Safety and Efficacy of Intravenous Tranexamic Acid in Endoscopic Transurethral Resections in Urology
Status:
Completed
Trial end date:
2016-07-01
Target enrollment:
Participant gender:
Summary
Transurethral resection of the prostate (TURP) represents the gold standard in the operative
management of benign prostatic hyperplasia (BPH) and the transurethral resection of bladder
tumor (TURBT) is the first-line surgical treatment for bladder tumors. One of the most
important complications of urological endoscopic resections is intraoperative and
postoperative bleeding requiring blood transfusion. Allogeneic blood transfusion is not free
of risks, like infection transmission, hemolytic reactions, transfusion-related lung injury,
fluid overload, increased costs and hospital length of stay.

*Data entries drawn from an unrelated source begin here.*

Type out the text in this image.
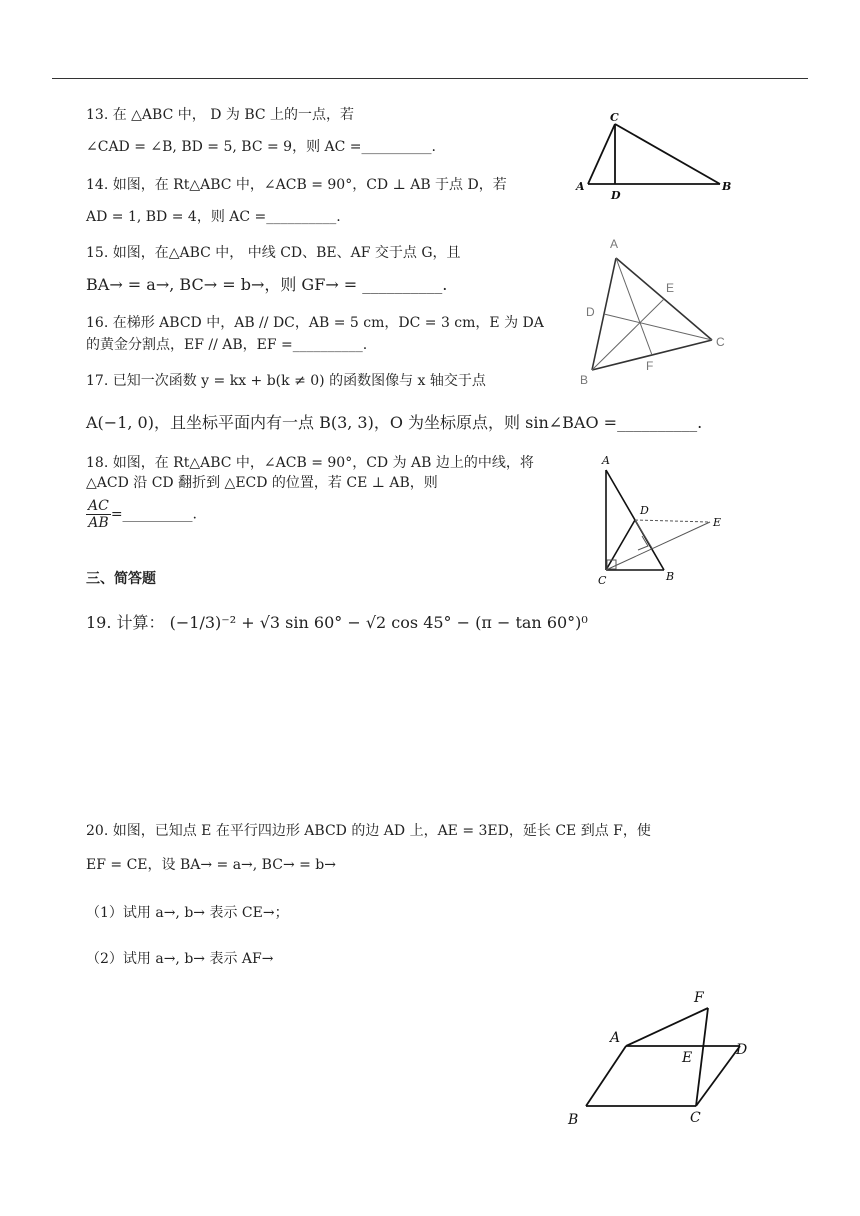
13. 在 △ABC 中， D 为 BC 上的一点，若
∠CAD = ∠B, BD = 5, BC = 9，则 AC =__________.
14. 如图，在 Rt△ABC 中，∠ACB = 90°，CD ⊥ AB 于点 D，若
AD = 1, BD = 4，则 AC =__________.
15. 如图，在△ABC 中， 中线 CD、BE、AF 交于点 G，且
BA→ = a→, BC→ = b→，则 GF→ = __________.
16. 在梯形 ABCD 中，AB // DC，AB = 5 cm，DC = 3 cm，E 为 DA
的黄金分割点，EF // AB，EF =__________.
17. 已知一次函数 y = kx + b(k ≠ 0) 的函数图像与 x 轴交于点
A(−1, 0)，且坐标平面内有一点 B(3, 3)，O 为坐标原点，则 sin∠BAO =__________.
18. 如图，在 Rt△ABC 中，∠ACB = 90°，CD 为 AB 边上的中线，将
△ACD 沿 CD 翻折到 △ECD 的位置，若 CE ⊥ AB，则
$\frac{AC}{AB}$ =__________.
三、简答题
19. 计算： (−1/3)⁻² + √3 sin 60° − √2 cos 45° − (π − tan 60°)⁰
20. 如图，已知点 E 在平行四边形 ABCD 的边 AD 上，AE = 3ED，延长 CE 到点 F，使
EF = CE，设 BA→ = a→, BC→ = b→
（1）试用 a→, b→ 表示 CE→；
（2）试用 a→, b→ 表示 AF→
C
A
D
B
A
E
D
C
F
B
A
D
E
C	B
F
A
E	D
B	C
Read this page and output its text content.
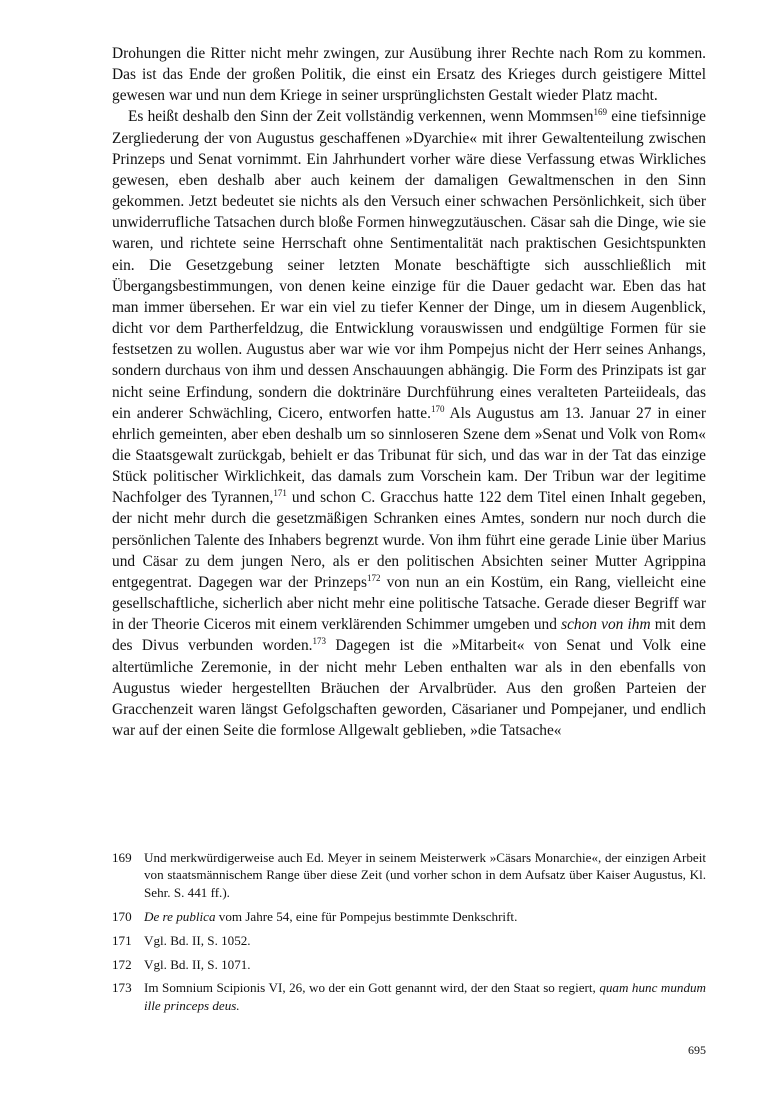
Drohungen die Ritter nicht mehr zwingen, zur Ausübung ihrer Rechte nach Rom zu kommen. Das ist das Ende der großen Politik, die einst ein Ersatz des Krieges durch geistigere Mittel gewesen war und nun dem Kriege in seiner ursprünglichsten Gestalt wieder Platz macht.

Es heißt deshalb den Sinn der Zeit vollständig verkennen, wenn Mommsen$^{169}$ eine tiefsinnige Zergliederung der von Augustus geschaffenen »Dyarchie« mit ihrer Gewaltenteilung zwischen Prinzeps und Senat vornimmt. Ein Jahrhundert vorher wäre diese Verfassung etwas Wirkliches gewesen, eben deshalb aber auch keinem der damaligen Gewaltmenschen in den Sinn gekommen. Jetzt bedeutet sie nichts als den Versuch einer schwachen Persönlichkeit, sich über unwiderrufliche Tatsachen durch bloße Formen hinwegzutäuschen. Cäsar sah die Dinge, wie sie waren, und richtete seine Herrschaft ohne Sentimentalität nach praktischen Gesichtspunkten ein. Die Gesetzgebung seiner letzten Monate beschäftigte sich ausschließlich mit Übergangsbestimmungen, von denen keine einzige für die Dauer gedacht war. Eben das hat man immer übersehen. Er war ein viel zu tiefer Kenner der Dinge, um in diesem Augenblick, dicht vor dem Partherfeldzug, die Entwicklung vorauswissen und endgültige Formen für sie festsetzen zu wollen. Augustus aber war wie vor ihm Pompejus nicht der Herr seines Anhangs, sondern durchaus von ihm und dessen Anschauungen abhängig. Die Form des Prinzipats ist gar nicht seine Erfindung, sondern die doktrinäre Durchführung eines veralteten Parteiideals, das ein anderer Schwächling, Cicero, entworfen hatte.$^{170}$ Als Augustus am 13. Januar 27 in einer ehrlich gemeinten, aber eben deshalb um so sinnloseren Szene dem »Senat und Volk von Rom« die Staatsgewalt zurückgab, behielt er das Tribunat für sich, und das war in der Tat das einzige Stück politischer Wirklichkeit, das damals zum Vorschein kam. Der Tribun war der legitime Nachfolger des Tyrannen,$^{171}$ und schon C. Gracchus hatte 122 dem Titel einen Inhalt gegeben, der nicht mehr durch die gesetzmäßigen Schranken eines Amtes, sondern nur noch durch die persönlichen Talente des Inhabers begrenzt wurde. Von ihm führt eine gerade Linie über Marius und Cäsar zu dem jungen Nero, als er den politischen Absichten seiner Mutter Agrippina entgegentrat. Dagegen war der Prinzeps$^{172}$ von nun an ein Kostüm, ein Rang, vielleicht eine gesellschaftliche, sicherlich aber nicht mehr eine politische Tatsache. Gerade dieser Begriff war in der Theorie Ciceros mit einem verklärenden Schimmer umgeben und schon von ihm mit dem des Divus verbunden worden.$^{173}$ Dagegen ist die »Mitarbeit« von Senat und Volk eine altertümliche Zeremonie, in der nicht mehr Leben enthalten war als in den ebenfalls von Augustus wieder hergestellten Bräuchen der Arvalbrüder. Aus den großen Parteien der Gracchenzeit waren längst Gefolgschaften geworden, Cäsarianer und Pompejaner, und endlich war auf der einen Seite die formlose Allgewalt geblieben, »die Tatsache«

169 Und merkwürdigerweise auch Ed. Meyer in seinem Meisterwerk »Cäsars Monarchie«, der einzigen Arbeit von staatsmännischem Range über diese Zeit (und vorher schon in dem Aufsatz über Kaiser Augustus, Kl. Sehr. S. 441 ff.).
170 De re publica vom Jahre 54, eine für Pompejus bestimmte Denkschrift.
171 Vgl. Bd. II, S. 1052.
172 Vgl. Bd. II, S. 1071.
173 Im Somnium Scipionis VI, 26, wo der ein Gott genannt wird, der den Staat so regiert, quam hunc mundum ille princeps deus.
695
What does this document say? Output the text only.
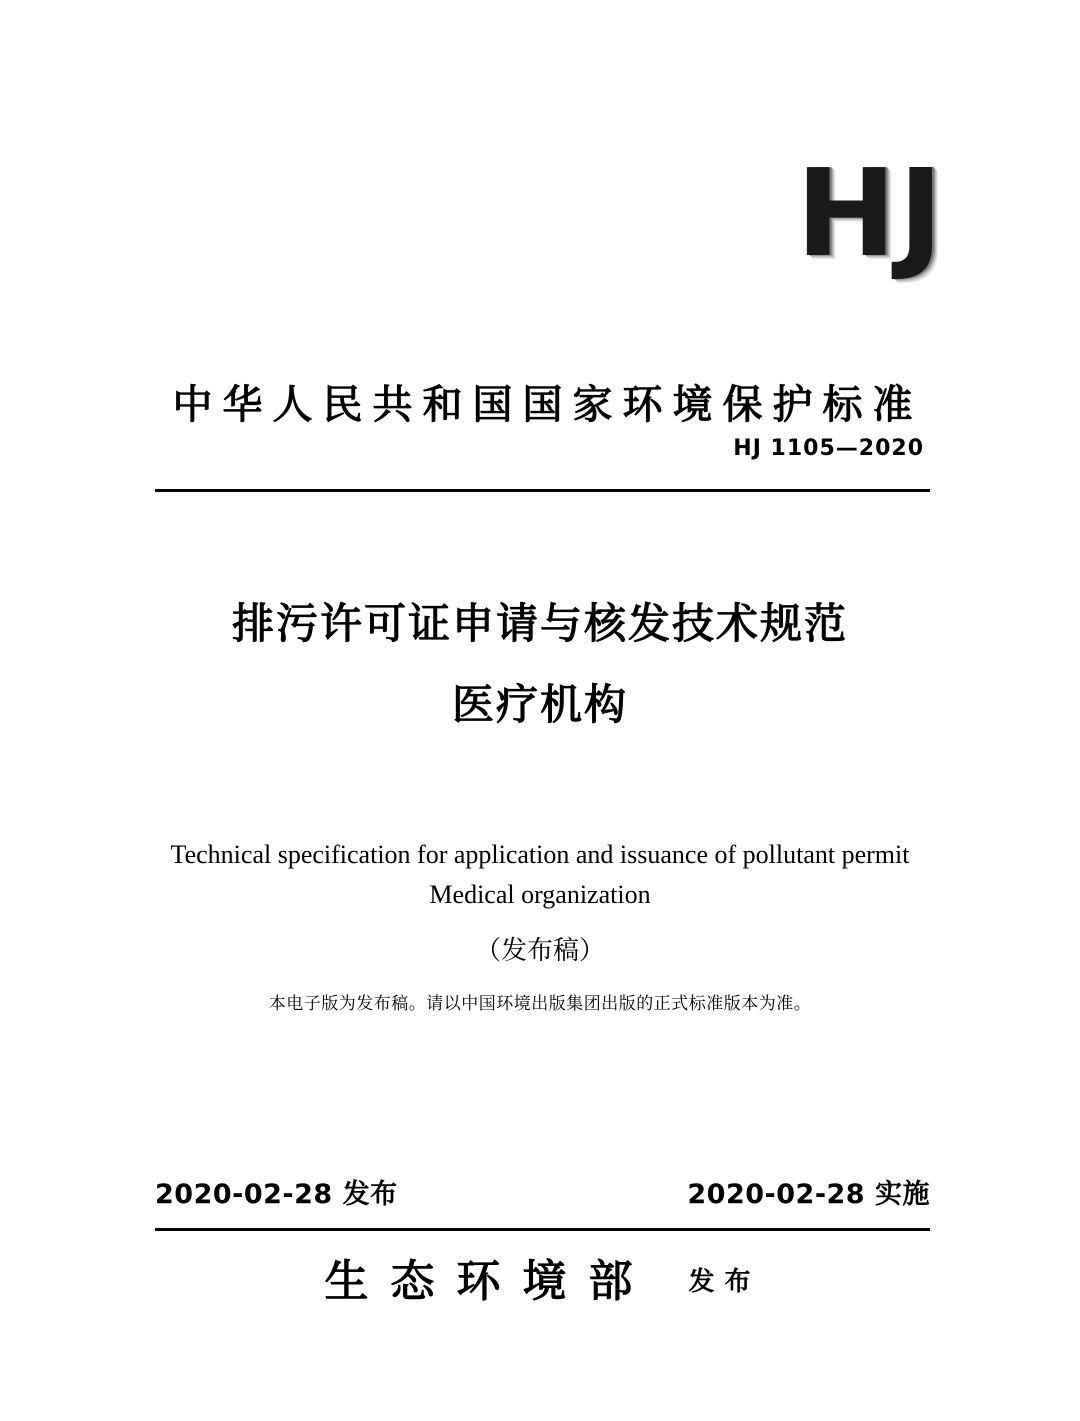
HJ
中华人民共和国国家环境保护标准
HJ 1105—2020
排污许可证申请与核发技术规范
医疗机构
Technical specification for application and issuance of pollutant permit
Medical organization
（发布稿）
本电子版为发布稿。请以中国环境出版集团出版的正式标准版本为准。
2020-02-28 发布	2020-02-28 实施
生态环境部 发布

Tranexamic acid (TXA) is a synthetic analog of serin than reversibly inhibits fibrinolysis by
blocking lysine union sites in the plasmin and plasminogen activator molecules. TXA has been
used to reduce blood loss and the need for allogeneic blood transfusion in cardiac surgery
and orthopedic surgical procedures but few studies have assessed the efficacy of this
antifibrinolytic agent in urological endoscopic procedures.
The investigators designed this double-blind, placebo controlled study evaluate the safety
and efficacy of the antifibrinolytic agent tranexamic acid in reducing blood transfusion in
patients undergoing endoscopic surgery in urology.